A Casa Regional do Porto, a exemplo das congéneres de Lisboa, Braga, Guimarães, Coimbra, Tomar, Viana do Castelo, Algarve e outras no estrangeiro continuam a existir para colmatar sucessivas injustiças flagrantes da vida nacional.
A Casa regional, com sede no Porto, nasceu há 30 anos que foram comemorados dia 8. Várias dezenas de associados, apesar da crise, marcaram presença. E ouviram dos representantes dos seus órgãos palavras de incentivo aos jovens, para que não esmoreçam no fervor que os mais velhos lhes transmitem. Com o peso dos seus 86 anos, ali esteve o Sócio nº 4, Eduardo Taveira da Mota, um empresário que seria o Champalimaud dos nossos dias se, como ali foi dito pelo sócio nº 1, não tivesse sido despojado dos seus bens materiais e morais, durante o PREC de triste memória. Suas filhas Secília e Sara gostaram de ouvir o apelo à juventude. E reavivaram a chama dos obreiros que há 30 anos fundaram a Associação e adquiriram a sede própria, abrindo esse espaço a quantos: autarcas, comerciantes turísticos, cooperativas, autores, pintores etc. quiseram divulgar as suas actividades. Esse objectivo que presidiu ao plano associativo vai manter-se.

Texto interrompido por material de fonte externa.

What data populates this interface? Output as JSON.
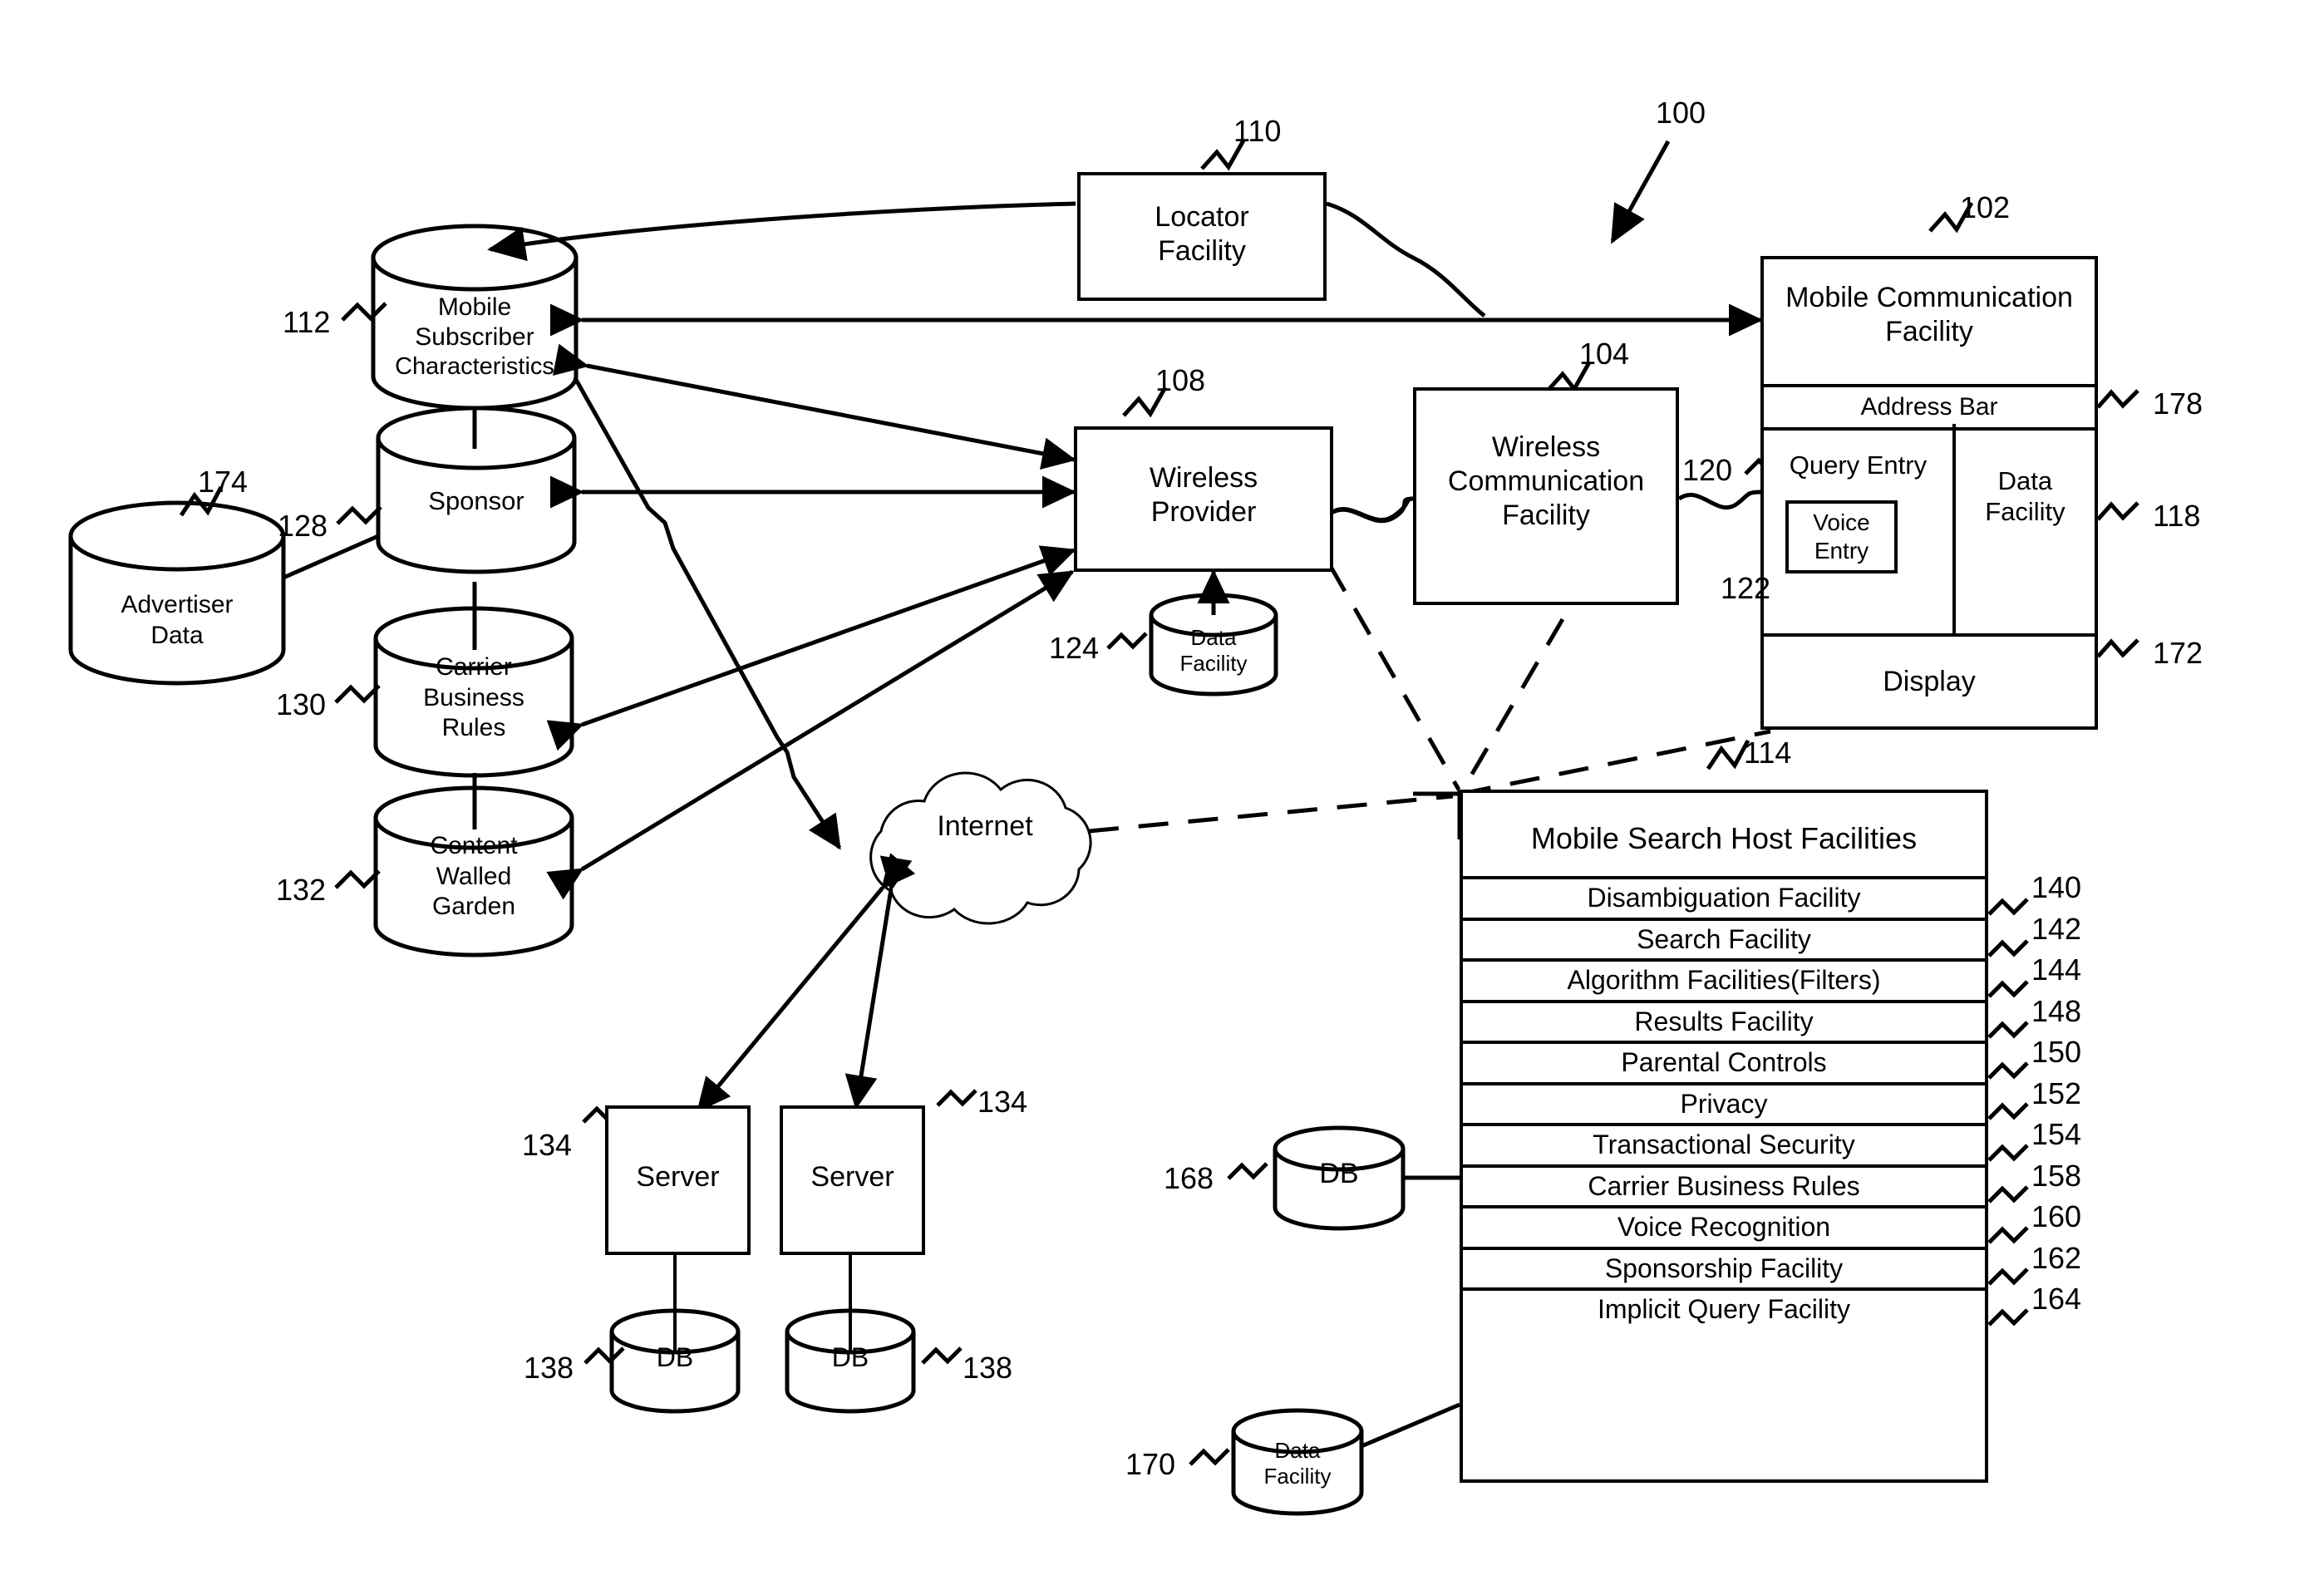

Quando em meados de 1984 nos foi lançado o repto tínhamos lido em sondagens da época de que viveriam cerca de 500 mil transmontanos e durienses na área residencial do Grande Porto. Trinta anos depois temos consciência de que a desertificação Transmontana galopa a favor da região Portuense. São muitos os Barrosões, os Valpacenses, os Bragançanos que têm uma segunda residência na capital do norte. É uma triste realidade social. Se o Estado Novo não fez quanto deveria ter feito pelo país periférico, mesmo assim ainda fez muito mais do que a democracia tem (des)feito nestes 40 anos: escolas, aldeamentos e terrenos para os casais carenciados, repartições públicas, correios, casas do povo, centros de saúde, acessos viários, saneamento, iluminação eléctrica, de tudo se fez. Nos 40 anos de democracia tudo está a desmoronar-se: escolas, centros de saúde, repartições públicas, correios, televisão, cantoneiros, fornos do povo... e até o boi do povo foi trocado pela inseminação laboratorial.